The pip will execute with environment variables, ENV1
and ENV2
. With untrackedScopes
, the pip tells BuildXL
to turn off file-access monitoring when accessing all files under /lib
.
Since Transformer.execute
can specify multiple output files, to get the object file in the above example, one can
call getOutputFile(p`file.o`)
. The resulting object file is denoted by the objFile
declaration, and can be
passed to other Transformer.execute
calls as a dependency. Consider an example where there is another process
that will link the object file:
const link = Transformer.execute({
tool: { ... },
arguments: [ ... ],
workingDirectory: ...,
dependencies: [ objFile ]
});
Here the resulting object file is declared as a dependency of the link
process pip. In this way, DScript establishes
a dependency relation between the compile
process pip and the link
process pip.
Interface declarations of Transformer.execute
can be found in Transformer.dsc.
There are many variants of transformer methods for creating write-file pips. One method that is often used is to write multiple lines:
import {Transformer} from "Sdk.Transformers";
const writtenFile = Transformer.writeAllLines(p`written.txt`, ["line 1", "line 2"]);
The above method call will create a write-file pip that writes
line 1
line 2
to written.txt
.
Complete methods for creating write-file pips can be found in Transformer.Write.dsc.

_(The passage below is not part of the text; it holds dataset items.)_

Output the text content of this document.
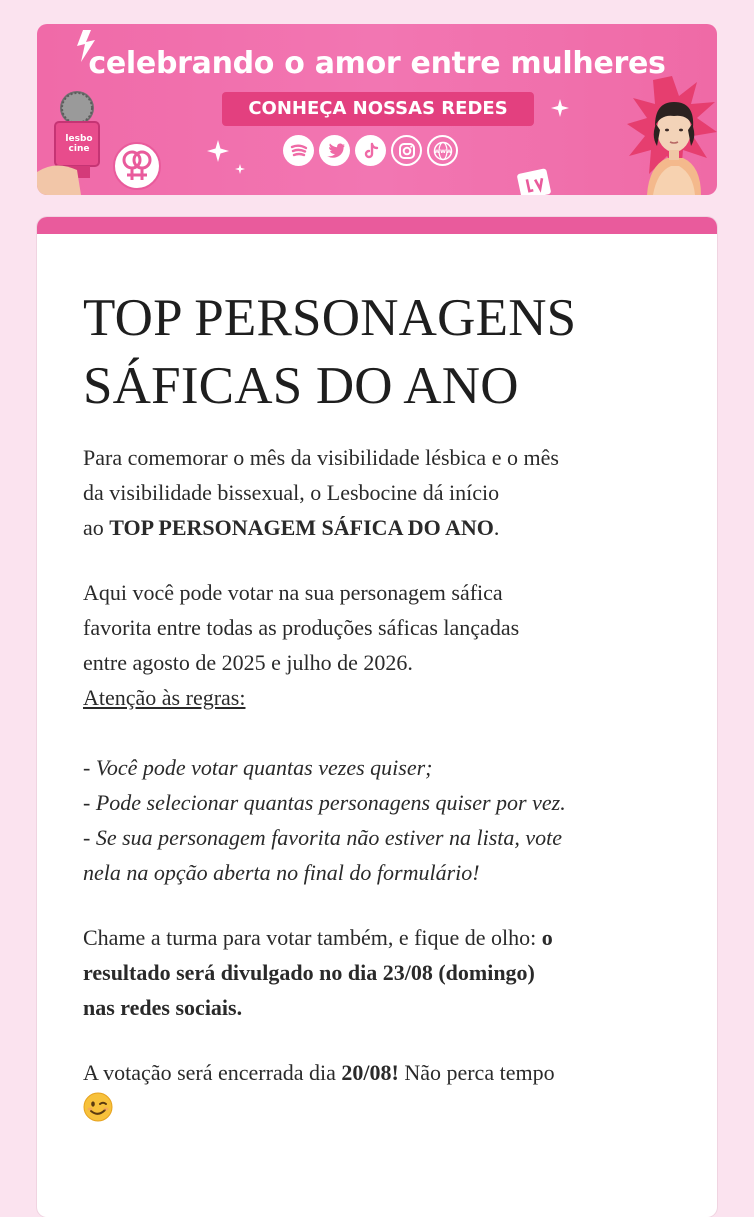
lesbo cine
celebrando o amor entre mulheres
CONHEÇA NOSSAS REDES
www
TOP PERSONAGENS
SÁFICAS DO ANO

Para comemorar o mês da visibilidade lésbica e o mês
da visibilidade bissexual, o Lesbocine dá início
ao TOP PERSONAGEM SÁFICA DO ANO.

Aqui você pode votar na sua personagem sáfica
favorita entre todas as produções sáficas lançadas
entre agosto de 2025 e julho de 2026.
Atenção às regras:

- Você pode votar quantas vezes quiser;
- Pode selecionar quantas personagens quiser por vez.
- Se sua personagem favorita não estiver na lista, vote
nela na opção aberta no final do formulário!

Chame a turma para votar também, e fique de olho: o
resultado será divulgado no dia 23/08 (domingo)
nas redes sociais.

A votação será encerrada dia 20/08! Não perca tempo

To create a copy-file pip, DScript uses Transformer.copyFile
method:
import {Transformer} from "Sdk.Transformers";
const copyFile = Transformer.copyFile(f`fileToCopy.txt`, p`copy.txt`);
The above method call will create a copy-file pip that copies fileToCopy.txt
to copy.txt
.
Details about methods for creating copy-file pips can be found in Transformer.Copy.dsc.
Note that when specifying input files, DScript uses the prefix
f
, but when specifying output files, DScript declare them as paths using the prefixp
.
Besides files, process pips can specify directories as inputs and outputs. For inputs, directories need to be "sealed" first, i.e., declaring the members of the directories. Unlike input directories, output directories are always sealed.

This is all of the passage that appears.